A sentença para o autor da chacina na creche de Saudades foi lida às 20h32: 329 anos e quatro meses de condenação em regime fechado por cinco homicídios triplamente qualificados (motivo torpe, meio cruel e emprego de recurso que dificultou a defesa das vítimas) contra três crianças e duas mulheres, e outras 14 tentativas de homicídio qualificado. Todas as teses da denúncia foram aceitas pelo Conselho de Sentença.
Uma das vítimas de tentativa de homicídio, que preferiu não ser identificada mas acompanhou toda a sessão, expressou agradecimento ao Ministério Público de Santa Catarina (MPSC). “Fomos muito bem representados nesse dia tão difícil. Nossa gratidão aos Promotores por trabalharem por nós”.
Desde o fatídico 4 de maio de 2021, o Ministério Público de Santa Catarina (MPSC) trabalhou incansavelmente em busca de justiça. Os Promotores de Justiça Douglas Dellazari e Júlio André Locatelli acompanharam todo o processo, desde a prisão em flagrante até o aguardado Tribunal do Júri.
Durante a sessão do Tribunal do Júri, Douglas e Júlio fizeram intervenções pontuais durante as oitivas e a argumentação da defesa. Bruno Poerschke Vieira, que atualmente responde pela comarca, realizou a sustentação oral, destacando a importância da condenação dentro do contexto social. “Precisamos curar essa ferida para evitar que eventos como esse ocorram novamente”, defendeu.
Na réplica, Fabrício Nunes abordou os sentimentos de quem perdeu entes queridos. “A pior dor do mundo é perder um filho.
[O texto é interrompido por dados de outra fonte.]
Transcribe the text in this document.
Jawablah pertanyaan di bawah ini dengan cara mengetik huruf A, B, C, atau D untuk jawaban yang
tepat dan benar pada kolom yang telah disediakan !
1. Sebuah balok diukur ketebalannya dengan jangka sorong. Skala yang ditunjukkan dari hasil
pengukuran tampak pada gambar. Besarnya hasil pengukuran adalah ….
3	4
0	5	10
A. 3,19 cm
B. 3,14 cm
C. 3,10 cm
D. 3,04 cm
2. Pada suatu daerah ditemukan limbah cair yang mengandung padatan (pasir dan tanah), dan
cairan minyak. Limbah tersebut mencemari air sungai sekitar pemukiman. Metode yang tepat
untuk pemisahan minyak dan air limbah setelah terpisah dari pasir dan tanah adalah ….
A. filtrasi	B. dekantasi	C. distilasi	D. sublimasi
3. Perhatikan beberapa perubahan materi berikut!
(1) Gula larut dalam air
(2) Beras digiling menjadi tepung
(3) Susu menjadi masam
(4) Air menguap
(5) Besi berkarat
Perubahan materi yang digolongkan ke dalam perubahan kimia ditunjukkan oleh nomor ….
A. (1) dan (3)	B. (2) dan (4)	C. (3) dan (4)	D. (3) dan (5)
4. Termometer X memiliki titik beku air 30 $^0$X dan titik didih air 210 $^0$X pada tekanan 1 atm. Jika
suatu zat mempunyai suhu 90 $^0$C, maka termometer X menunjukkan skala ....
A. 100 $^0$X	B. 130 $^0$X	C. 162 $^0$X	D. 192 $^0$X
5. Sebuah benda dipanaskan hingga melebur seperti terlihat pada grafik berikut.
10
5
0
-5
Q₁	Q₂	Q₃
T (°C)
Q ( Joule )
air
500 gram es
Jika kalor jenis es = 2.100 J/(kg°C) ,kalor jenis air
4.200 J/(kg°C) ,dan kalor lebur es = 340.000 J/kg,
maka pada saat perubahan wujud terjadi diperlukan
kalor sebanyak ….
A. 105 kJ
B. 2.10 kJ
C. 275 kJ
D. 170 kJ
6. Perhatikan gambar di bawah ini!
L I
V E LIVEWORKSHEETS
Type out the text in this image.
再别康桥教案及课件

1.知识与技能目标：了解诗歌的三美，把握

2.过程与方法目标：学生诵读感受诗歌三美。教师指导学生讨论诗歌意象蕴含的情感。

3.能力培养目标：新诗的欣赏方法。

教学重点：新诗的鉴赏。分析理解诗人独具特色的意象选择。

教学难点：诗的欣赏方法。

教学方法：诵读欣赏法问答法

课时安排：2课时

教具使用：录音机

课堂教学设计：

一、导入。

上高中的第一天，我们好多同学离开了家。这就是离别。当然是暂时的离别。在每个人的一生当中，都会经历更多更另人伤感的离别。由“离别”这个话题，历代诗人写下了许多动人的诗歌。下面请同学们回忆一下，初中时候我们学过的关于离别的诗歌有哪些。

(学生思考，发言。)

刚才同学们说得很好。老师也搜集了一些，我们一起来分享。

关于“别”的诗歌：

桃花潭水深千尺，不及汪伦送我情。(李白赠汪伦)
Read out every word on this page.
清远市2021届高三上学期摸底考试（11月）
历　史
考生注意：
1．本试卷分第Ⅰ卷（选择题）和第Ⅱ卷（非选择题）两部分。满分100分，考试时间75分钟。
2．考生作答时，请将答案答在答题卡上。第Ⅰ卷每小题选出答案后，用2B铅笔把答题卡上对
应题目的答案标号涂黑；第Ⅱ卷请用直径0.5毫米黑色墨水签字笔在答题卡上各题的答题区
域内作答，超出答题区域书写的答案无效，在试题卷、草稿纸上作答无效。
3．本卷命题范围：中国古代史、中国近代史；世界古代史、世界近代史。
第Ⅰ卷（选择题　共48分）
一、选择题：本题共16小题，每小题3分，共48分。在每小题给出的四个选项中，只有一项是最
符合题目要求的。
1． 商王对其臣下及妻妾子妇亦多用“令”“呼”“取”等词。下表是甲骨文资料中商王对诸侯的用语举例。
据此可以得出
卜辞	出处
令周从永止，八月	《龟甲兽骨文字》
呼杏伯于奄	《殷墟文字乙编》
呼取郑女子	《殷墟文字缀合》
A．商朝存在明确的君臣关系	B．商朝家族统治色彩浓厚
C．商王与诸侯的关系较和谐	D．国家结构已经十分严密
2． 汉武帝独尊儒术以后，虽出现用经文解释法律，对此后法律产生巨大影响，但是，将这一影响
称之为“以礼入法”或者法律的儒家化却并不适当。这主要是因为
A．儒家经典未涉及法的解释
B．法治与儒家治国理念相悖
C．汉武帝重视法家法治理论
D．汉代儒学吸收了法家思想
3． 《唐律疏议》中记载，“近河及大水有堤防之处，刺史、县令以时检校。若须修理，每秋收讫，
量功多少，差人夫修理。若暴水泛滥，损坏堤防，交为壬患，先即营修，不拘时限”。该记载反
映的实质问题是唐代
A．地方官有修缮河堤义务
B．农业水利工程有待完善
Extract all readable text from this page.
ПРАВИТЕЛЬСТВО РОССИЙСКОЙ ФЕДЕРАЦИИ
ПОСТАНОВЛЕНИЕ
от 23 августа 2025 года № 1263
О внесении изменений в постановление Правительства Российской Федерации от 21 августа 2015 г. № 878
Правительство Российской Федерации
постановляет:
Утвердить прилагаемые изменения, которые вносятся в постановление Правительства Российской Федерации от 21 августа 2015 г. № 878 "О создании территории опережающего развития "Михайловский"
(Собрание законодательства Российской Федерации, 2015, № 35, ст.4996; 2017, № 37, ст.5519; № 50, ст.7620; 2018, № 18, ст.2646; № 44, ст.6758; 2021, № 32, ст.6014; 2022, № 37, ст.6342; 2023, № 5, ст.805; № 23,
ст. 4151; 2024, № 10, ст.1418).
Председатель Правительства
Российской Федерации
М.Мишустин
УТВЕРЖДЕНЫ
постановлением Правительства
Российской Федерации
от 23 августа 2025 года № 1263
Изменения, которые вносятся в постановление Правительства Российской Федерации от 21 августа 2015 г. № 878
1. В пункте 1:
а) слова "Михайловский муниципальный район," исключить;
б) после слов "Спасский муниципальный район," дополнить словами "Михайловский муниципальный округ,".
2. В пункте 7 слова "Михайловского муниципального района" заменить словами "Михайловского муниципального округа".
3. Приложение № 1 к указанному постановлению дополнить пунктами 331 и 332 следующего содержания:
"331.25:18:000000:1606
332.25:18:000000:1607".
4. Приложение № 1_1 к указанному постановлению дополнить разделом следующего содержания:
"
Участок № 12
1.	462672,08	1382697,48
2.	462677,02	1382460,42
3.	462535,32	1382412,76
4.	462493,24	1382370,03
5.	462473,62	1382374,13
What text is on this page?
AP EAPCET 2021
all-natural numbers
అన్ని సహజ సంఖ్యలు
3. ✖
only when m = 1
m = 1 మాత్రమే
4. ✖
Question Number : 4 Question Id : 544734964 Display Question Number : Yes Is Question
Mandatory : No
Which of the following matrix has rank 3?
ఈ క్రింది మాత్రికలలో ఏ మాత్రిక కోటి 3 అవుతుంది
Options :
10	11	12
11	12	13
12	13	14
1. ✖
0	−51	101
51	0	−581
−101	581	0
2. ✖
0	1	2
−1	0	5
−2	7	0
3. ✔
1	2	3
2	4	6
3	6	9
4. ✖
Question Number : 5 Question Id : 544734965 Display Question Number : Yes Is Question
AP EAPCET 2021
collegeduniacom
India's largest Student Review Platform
Nada pode ser mais cruel, mais terrível. A comunidade de Saudades agora mantém a esperança na justiça”, declarou.
Os quatro Promotores de Justiça conseguiram demonstrar aos jurados que o réu possuía plena capacidade mental e havia planejado meticulosamente os crimes ao longo de dez meses.
Um robusto esquema de segurança foi implementado para garantir o bom andamento da sessão. Quatro agentes de operações da Coordenadoria de Inteligência e Segurança Institucional (CISI) acompanharam os procedimentos do início ao fim.
Após o encerramento da sessão, o réu retornou ao Presídio Regional de Chapecó, e o público foi para casa mesclando emoções e alívio. As lágrimas da dor se misturaram aos semblantes consolados pelo tão aguardado desfecho do caso que mudou para sempre a rotina de Saudades, uma pequena e acolhedora cidade do Oeste catarinense.